U.S. millionaires see real estate as the top alternative-asset class to own this year, according to Morgan Stanley. (MS)
About 77 percent of investors with at least $1 million in assets own real estate, according to a survey released today by the New York-based investment bank’s wealth-management unit. Direct ownership of residential and commercial properties was the No. 1 alternative-investment pick for 2014, with a third of millionaires surveyed saying they plan to buy this year. Twenty-three percent said they expect to invest in real estate investment trusts, the second-most popular choice.
Wealthy investors are turning to a rebounding real estate market as fixed-income yields remain historically low and equities surge. U.S. commercial-property values rose 8 percent in the 12 months ended Jan. 31, and have jumped 71 percent since hitting their post-recession bottom in 2009, research firm Green Street Advisors Inc. reported today. The S&P/Case-Shiller index of home prices in 20 cities is up 24 percent from its 2012 low.

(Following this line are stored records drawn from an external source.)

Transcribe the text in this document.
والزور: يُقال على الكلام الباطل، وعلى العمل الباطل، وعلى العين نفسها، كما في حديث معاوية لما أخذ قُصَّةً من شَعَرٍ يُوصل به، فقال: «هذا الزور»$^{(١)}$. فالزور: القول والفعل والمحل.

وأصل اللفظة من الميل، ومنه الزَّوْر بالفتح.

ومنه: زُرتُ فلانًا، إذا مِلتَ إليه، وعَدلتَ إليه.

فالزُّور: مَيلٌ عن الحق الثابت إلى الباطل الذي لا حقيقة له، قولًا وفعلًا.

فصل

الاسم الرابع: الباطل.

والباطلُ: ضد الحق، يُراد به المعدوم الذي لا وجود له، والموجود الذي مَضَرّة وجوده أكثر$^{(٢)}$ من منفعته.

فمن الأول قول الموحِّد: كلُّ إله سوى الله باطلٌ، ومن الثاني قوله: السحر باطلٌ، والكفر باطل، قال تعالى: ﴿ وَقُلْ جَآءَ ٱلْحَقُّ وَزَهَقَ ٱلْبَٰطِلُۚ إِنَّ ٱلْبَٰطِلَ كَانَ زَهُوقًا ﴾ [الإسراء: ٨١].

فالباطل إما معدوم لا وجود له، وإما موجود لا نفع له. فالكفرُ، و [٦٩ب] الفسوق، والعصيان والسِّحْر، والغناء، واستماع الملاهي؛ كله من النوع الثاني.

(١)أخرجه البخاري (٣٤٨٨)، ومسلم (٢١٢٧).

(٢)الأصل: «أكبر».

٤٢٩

“After a year where the Standard & Poor’s Index rose 30 percent, some millionaires are moving money out of traditional, long-only strategies to find outperformance, and turning toward alternatives such as real estate and private equity,” said Gary Kaminsky, a vice chairman at Morgan Stanley Wealth Management in New York. “Sophisticated, high-net-worth investors are much more concerned about losses.”
Wealthy investors see stocks getting expensive and interest rates staying stable or even declining over the next couple of years, Kaminsky said in an interview at a conference for Tiger 21 investors last week in Scottsdale, Arizona. That’s why they are looking more closely at alternatives including real estate for returns and income, he said.

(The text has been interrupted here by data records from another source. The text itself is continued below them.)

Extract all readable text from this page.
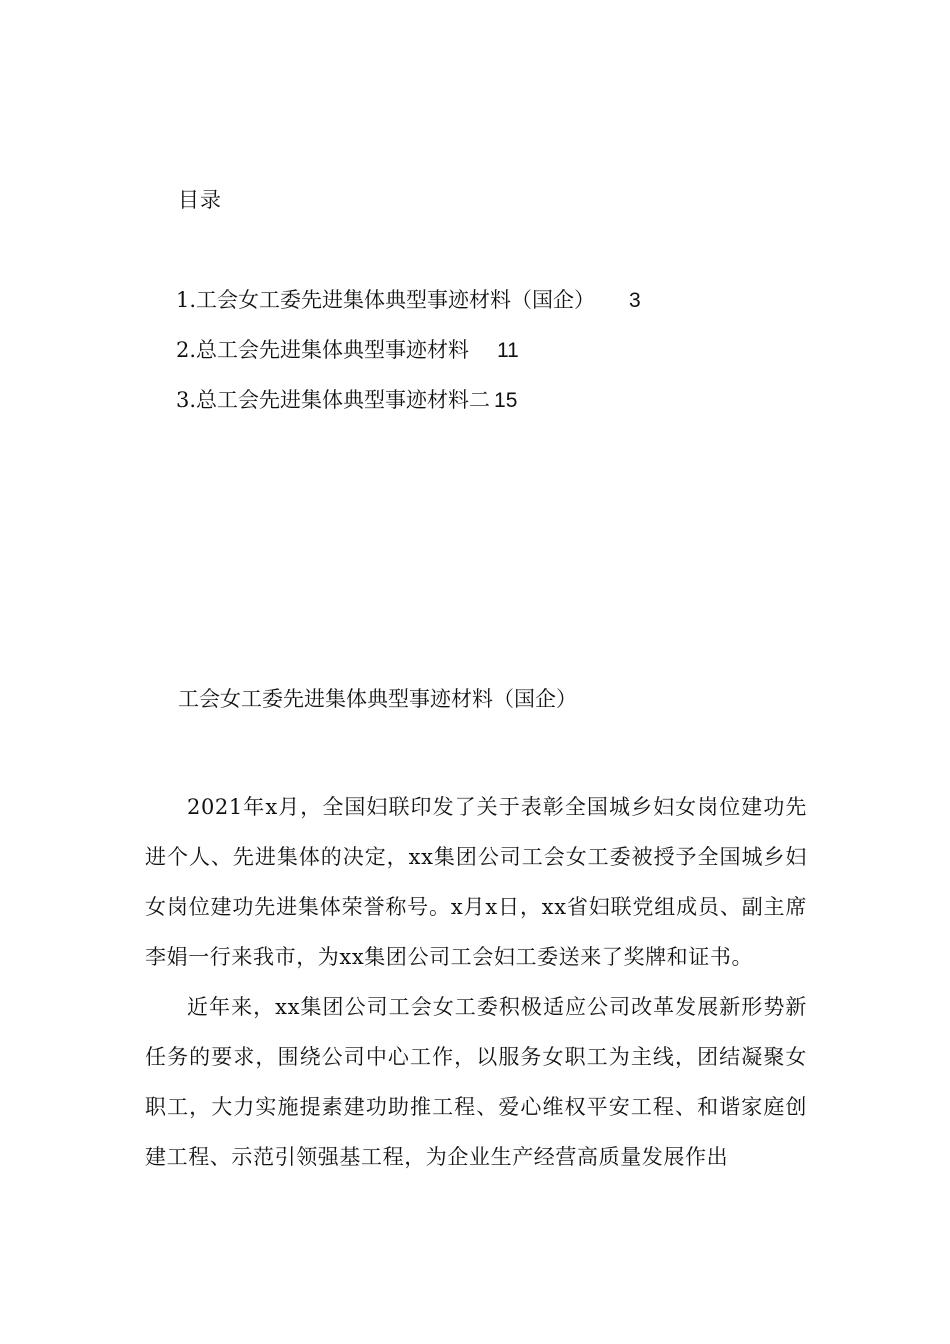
目录
1.工会女工委先进集体典型事迹材料（国企） 3
2.总工会先进集体典型事迹材料 11
3.总工会先进集体典型事迹材料二 15
工会女工委先进集体典型事迹材料（国企）

2021年x月，全国妇联印发了关于表彰全国城乡妇女岗位建功先进个人、先进集体的决定，xx集团公司工会女工委被授予全国城乡妇女岗位建功先进集体荣誉称号。x月x日，xx省妇联党组成员、副主席李娟一行来我市，为xx集团公司工会妇工委送来了奖牌和证书。

近年来，xx集团公司工会女工委积极适应公司改革发展新形势新任务的要求，围绕公司中心工作，以服务女职工为主线，团结凝聚女职工，大力实施提素建功助推工程、爱心维权平安工程、和谐家庭创建工程、示范引领强基工程，为企业生产经营高质量发展作出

Tiger 21 members, who have at least $10 million in investable assets, increased their average allocation to real estate last year to 21 percent as of the fourth quarter from 19 percent in the first three months of 2013, according to a separate study released by the New York-based group last month.
“We had a great bull run last year,” Ade, a 60-year-old geologist, said in an interview today. “I don’t know if the bull is dead, but it certainly is lame right now.”
This year may be the tail-end of attractive investments in property before interest rates rise, said Ade, who has made his money finding oil companies and private investors to fund the drilling of wells. He said he is trying to purchase residential real estate in Miami right now.
Wealthy foreigners have bought high-end U.S. properties for their safety and because they’re denominated in dollars, the world’s reserve currency, he said. This helps domestic millionaires maintain the value of their property investments.
“It creates competition, which drives the price up for everybody,” he said. “The sellers have multiple channels to sell into. That gives you more liquidity.”